I don’t know, but our paths have crossed once again!
On my recent trip to Bermuda, I made reservations at 
The Point Restaurant  at Tucker’s Point Resort to celebrate my husband’s birthday.
Little did I know that there was a fabled mural waiting to greet me!
Sky Club mural at The Point Restaurant
This mural has had quite a fateful journey to get here.
It started its life in 1965, gracing the walls of the Sky Club  
 in what was once the Pan Am Building in New York City.
To me that’s enough of a story in itself.  I’m obsessed with 60’s lifestyle!  

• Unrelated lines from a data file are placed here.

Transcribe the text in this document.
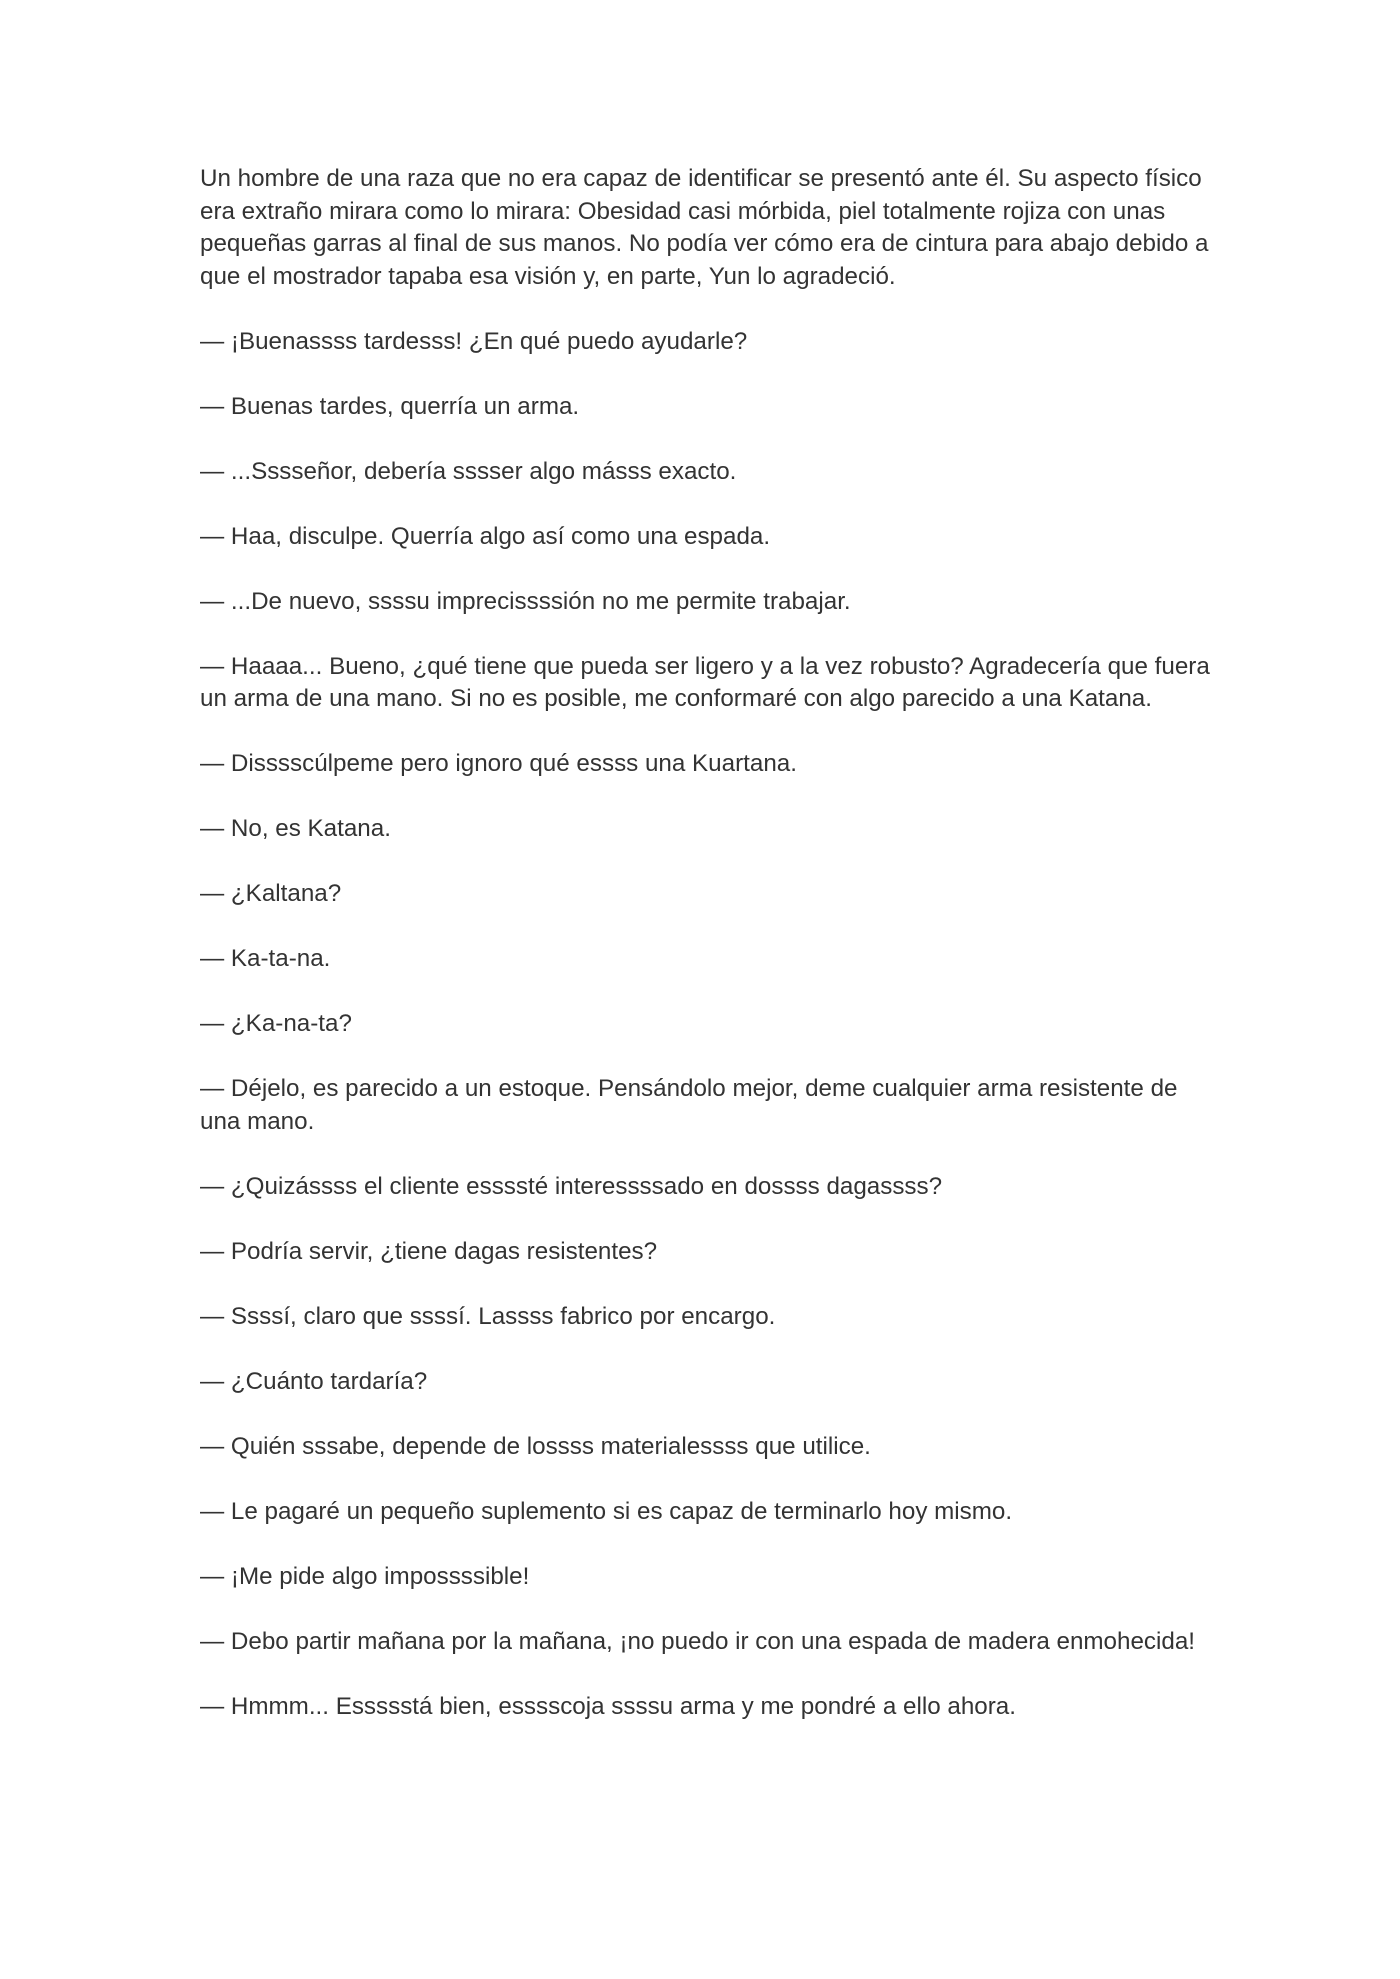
Un hombre de una raza que no era capaz de identificar se presentó ante él. Su aspecto físico era extraño mirara como lo mirara: Obesidad casi mórbida, piel totalmente rojiza con unas pequeñas garras al final de sus manos. No podía ver cómo era de cintura para abajo debido a que el mostrador tapaba esa visión y, en parte, Yun lo agradeció.

— ¡Buenassss tardesss! ¿En qué puedo ayudarle?

— Buenas tardes, querría un arma.

— ...Sssseñor, debería sssser algo másss exacto.

— Haa, disculpe. Querría algo así como una espada.

— ...De nuevo, ssssu imprecissssión no me permite trabajar.

— Haaaa... Bueno, ¿qué tiene que pueda ser ligero y a la vez robusto? Agradecería que fuera un arma de una mano. Si no es posible, me conformaré con algo parecido a una Katana.

— Disssscúlpeme pero ignoro qué essss una Kuartana.

— No, es Katana.

— ¿Kaltana?

— Ka-ta-na.

— ¿Ka-na-ta?

— Déjelo, es parecido a un estoque. Pensándolo mejor, deme cualquier arma resistente de una mano.

— ¿Quizássss el cliente essssté interessssado en dossss dagassss?

— Podría servir, ¿tiene dagas resistentes?

— Ssssí, claro que ssssí. Lassss fabrico por encargo.

— ¿Cuánto tardaría?

— Quién sssabe, depende de lossss materialessss que utilice.

— Le pagaré un pequeño suplemento si es capaz de terminarlo hoy mismo.

— ¡Me pide algo impossssible!

— Debo partir mañana por la mañana, ¡no puedo ir con una espada de madera enmohecida!

— Hmmm... Essssstá bien, esssscoja ssssu arma y me pondré a ello ahora.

Did anyone catch the short-lived ABC period drama called "Pan Am"?
It was all about the pilots and flight attendants who made Pan Am Airways so glamorous.
Sorry for the digression…Back to the story
Commissione by Juan Trippe, the founder of Pan American World Airways,
the original 80 ft mural was the work of Gerard D’Alton Henderson.
It depicts the various ports-of-call visited by early Clipper ships in the 1800’s .
Facinated with Clipper ships, 
it’s not surprising that Juan Trippe wanted to glorify them in this mural. 
  He even named his aircraft after them!
The mural was completed in 1966 and remained in the Sky Club for 45 years.
Fast forward to December 2005…
The Sky Club closed and the mural was put up for auction.
Ed Trippe, son of Juan Trippe, was there, hoping to save the mural from an uncertain future.
He had an ambitious plan – to bring the mural to Bermuda 
to adorn the restaurant in his new venture, a luxurious resort called Tucker’s Point. 
But he was OUTBID!
If it hadn’t been for the winner withdrawing his bid, 
this fabulous mural would have been hidden 
forever from public eye.
It certainly has the attention it deserves now!
This is my one and only photo of the mural.  
I took it on the sly as we walked through the crowded dining room to our table.
But during dinner, 
my eyes kept wandering 360 around the room to catch all the different 
views of this incredible work of art.  Believe me, it was breathtaking.
This is the same view of the Port of London and Gouchester Seaport as seen on the artist’s website
Another port-of-call, Rio de Janeiro 1850’s
And my favorite, Victoria Harbor, Hong Kong 1860’s
Needless to say, it was a very "glamorous" experience for me.
After learning the story of the mural’s connection to Pan Am, the 60’s
and the precarious path back to its rightful owner, I was mesmerized.
It has all the intriguing ingredients for a great movie, don’t you think?